Это соответствует важной для творчества Достоевского парадигме, согласно которой, как говорит Зосима, «спасаются же и всегда по смерти спасающего» [Frank 2002: 639]. Самопожертвование Свидригайлова открывает Раскольникову путь к исцелению, поскольку смерть Свидригайлова – свидетеля убийства и возможного источника обвинительных показаний (разоблачений) – развязывает убийце руки для того, чтобы добровольно сделать искупительное признание[78]. Такое истолкование текста подразумевает, что конфликт и разделенность являются неотъемлемыми свойствами художественной литературы; они – приводная пружина действия.
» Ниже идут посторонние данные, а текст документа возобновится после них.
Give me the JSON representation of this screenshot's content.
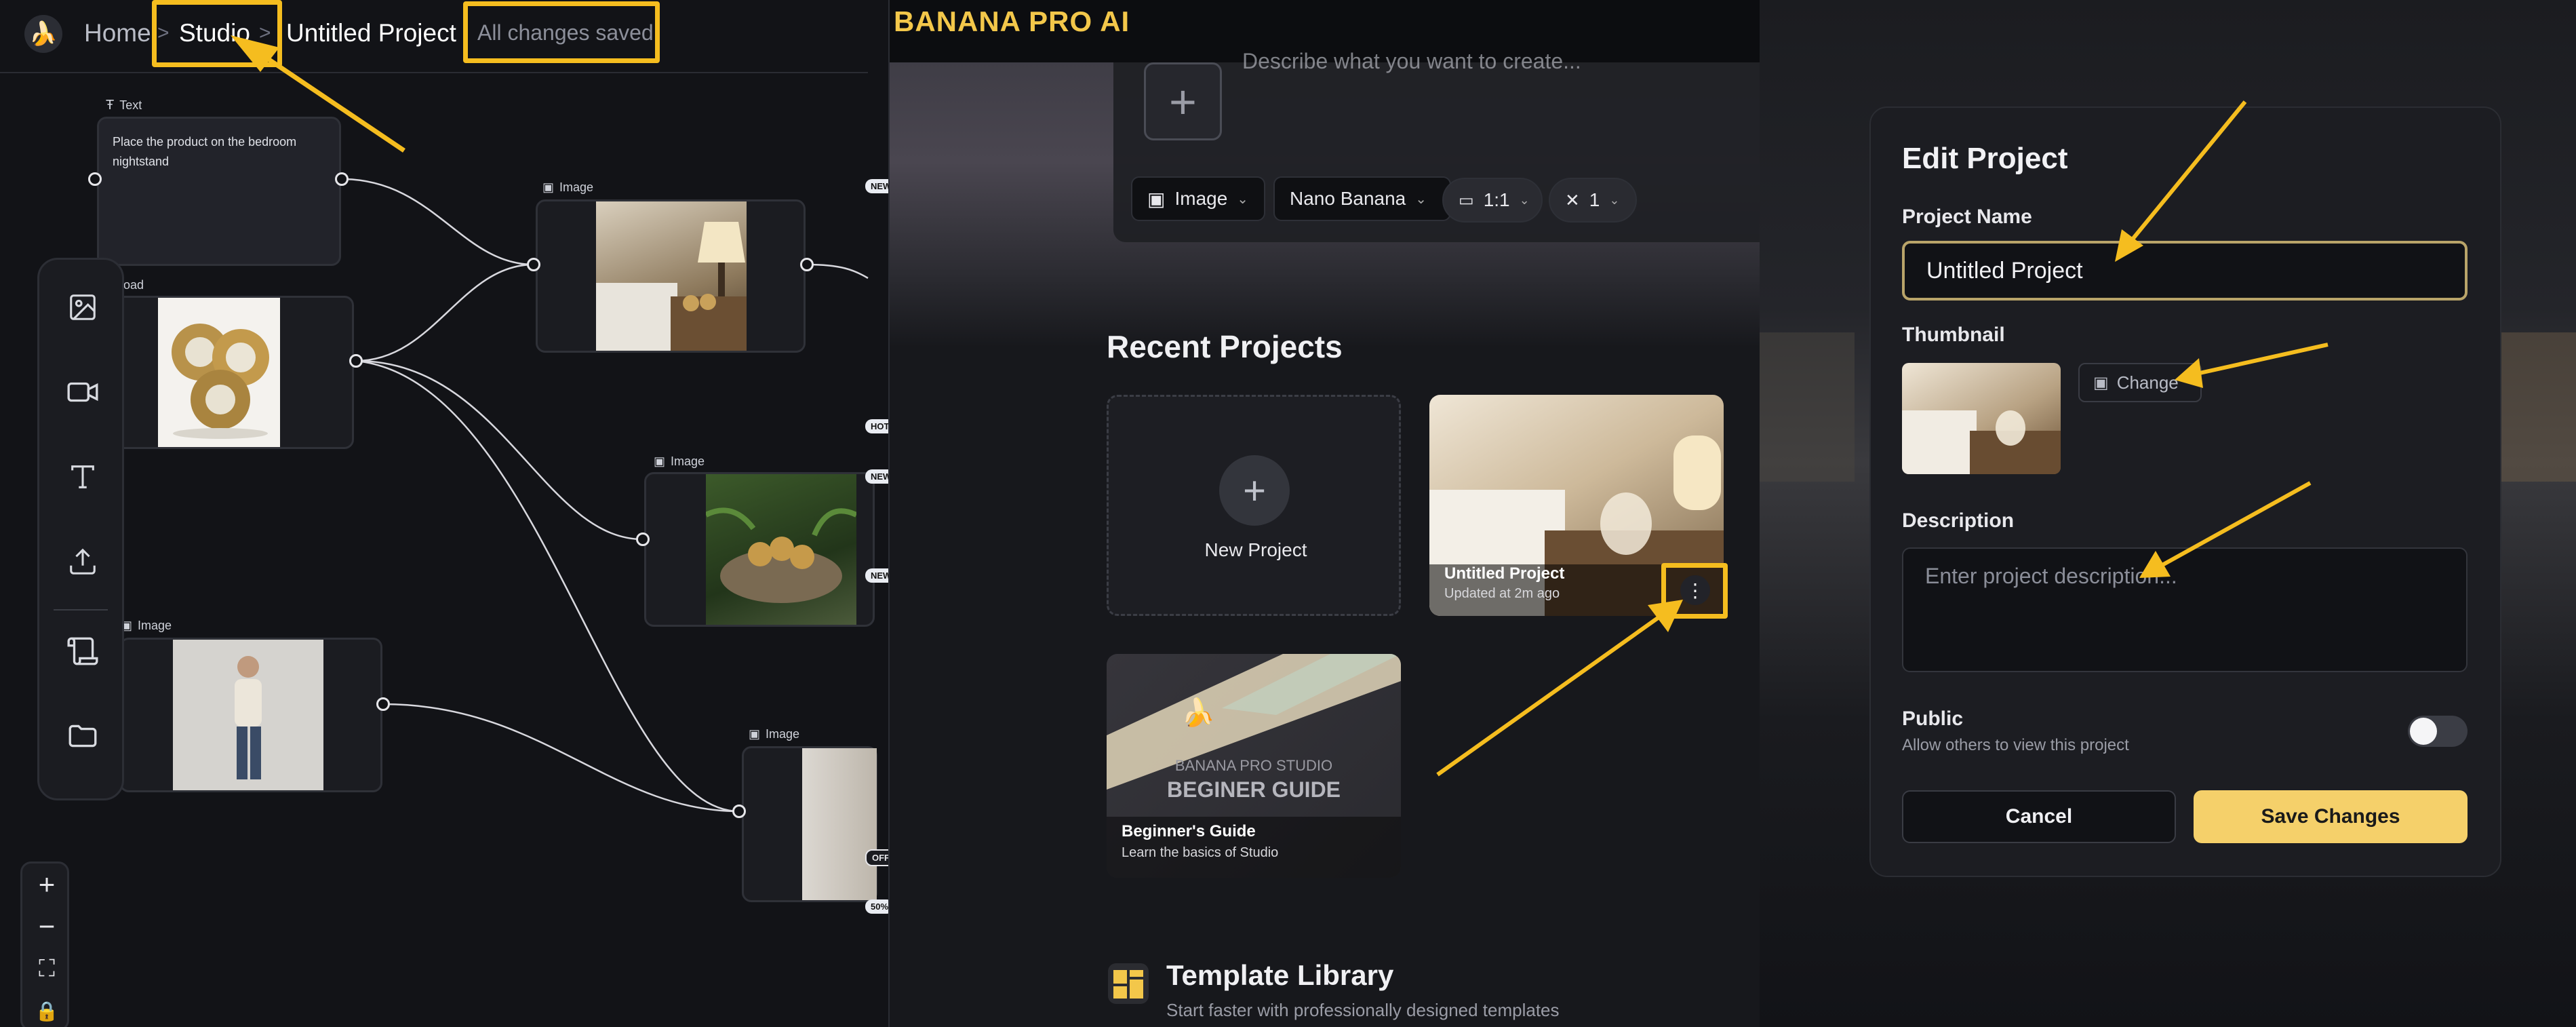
{
  "colors": {
    "accent": "#f5bd1f",
    "canvas_bg": "#121317",
    "node_bg": "#1b1c21",
    "brand_yellow": "#f3c74a",
    "save_button": "#f5d06a"
  },
  "studio": {
    "breadcrumb": {
      "home": "Home",
      "studio": "Studio",
      "project": "Untitled Project",
      "separator": ">"
    },
    "status": "All changes saved",
    "nodes": {
      "text_label": "Text",
      "text_content": "Place the product on the bedroom nightstand",
      "upload_label": "pload",
      "image_label": "Image"
    },
    "tags": [
      "NEW",
      "HOT",
      "NEW",
      "NEW",
      "OFF",
      "50%"
    ],
    "tools": [
      "image-tool-icon",
      "video-tool-icon",
      "text-tool-icon",
      "upload-tool-icon",
      "script-tool-icon",
      "folder-icon"
    ],
    "zoom": {
      "in": "+",
      "out": "−",
      "fit": "⛶",
      "lock": "🔒"
    }
  },
  "banana": {
    "brand": "BANANA PRO AI",
    "prompt_placeholder": "Describe what you want to create...",
    "chips": {
      "type": "Image",
      "model": "Nano Banana",
      "ratio": "1:1",
      "count": "1"
    },
    "recent_title": "Recent Projects",
    "new_project": "New Project",
    "projects": [
      {
        "title": "Untitled Project",
        "subtitle": "Updated at 2m ago"
      },
      {
        "title": "Beginner's Guide",
        "subtitle": "Learn the basics of Studio",
        "banner_line1": "BANANA PRO STUDIO",
        "banner_line2": "BEGINER GUIDE"
      }
    ],
    "template": {
      "title": "Template Library",
      "subtitle": "Start faster with professionally designed templates"
    }
  },
  "edit_modal": {
    "title": "Edit Project",
    "project_name_label": "Project Name",
    "project_name_value": "Untitled Project",
    "thumbnail_label": "Thumbnail",
    "change_button": "Change",
    "description_label": "Description",
    "description_placeholder": "Enter project description...",
    "public_label": "Public",
    "public_hint": "Allow others to view this project",
    "public_enabled": false,
    "cancel_button": "Cancel",
    "save_button": "Save Changes"
  }
}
Как в литературе, так и в жизни идеальный альтруизм и гармония в этом мире невозможны. Это примирение с трагедией как «фактом жизни», возможно, откроет нам путь к пониманию этого парадокса: то, что Зосима называет величайшим грехом (самоубийство), становится путем к благодати.
Следовательно, в принципе возможно поменять местами понятия комического и трагического, нередко использующиеся в дискуссиях о «Преступлении и наказании». Ричардсон вполне убедительно указывает на «нелепые», «пародийные», «глупые», «гоголевские» или «комические» черты образа Свидригайлова, что позволяет нам толковать его смерть как вариант комического разрешения сюжетного конфликта. С другой стороны, Стивен Кэссиди с не меньшими основаниями видит в «Преступлении и наказании» «христианскую трагедию», в которой страдание (пафос) героя в шестой части разрешается его воскресением в эпилоге [Cassedy 1982:171–190]. Если же рассматривать «героя» как разделенного, то мы можем предположить, что смерть Свидригайлова трагична (хотя и представлена в виде комедии), поскольку она наглядно доказывает невозможность альтруизма в падшем мире. Эпилог же, наоборот, предлагает классическую симметрию комической развязки: молодые пары, надлежащим образом преодолев препятствия на пути к своему счастью, наконец сочетались законным браком. Это сочетание трагического и комического элементов производит эффект катарсиса, уникальный для творчества Достоевского."
"Что же касается самоубийства, то оно стало темой разговора в салоне Е. А. Штакеншнейдер в октябре 1880 года. Откровенное высказывание Достоевского, сделанное тогда, достойно Кириллова: «Сознать свое существование, мочь сказать: я есмь! – великий дар, а сказать: меня нет, уничтожиться для других, иметь и эту власть, пожалуй, еще выше» [Штакеншнейдер 1990: 361]. Я, разумеется, не истолковываю эту фразу в том смысле, что Достоевский одобрял самоубийство, но его парадоксальная поэтика приводит к такого рода неразрешимому противоречию. Эта проблема более сложна, чем выглядит на первый взгляд.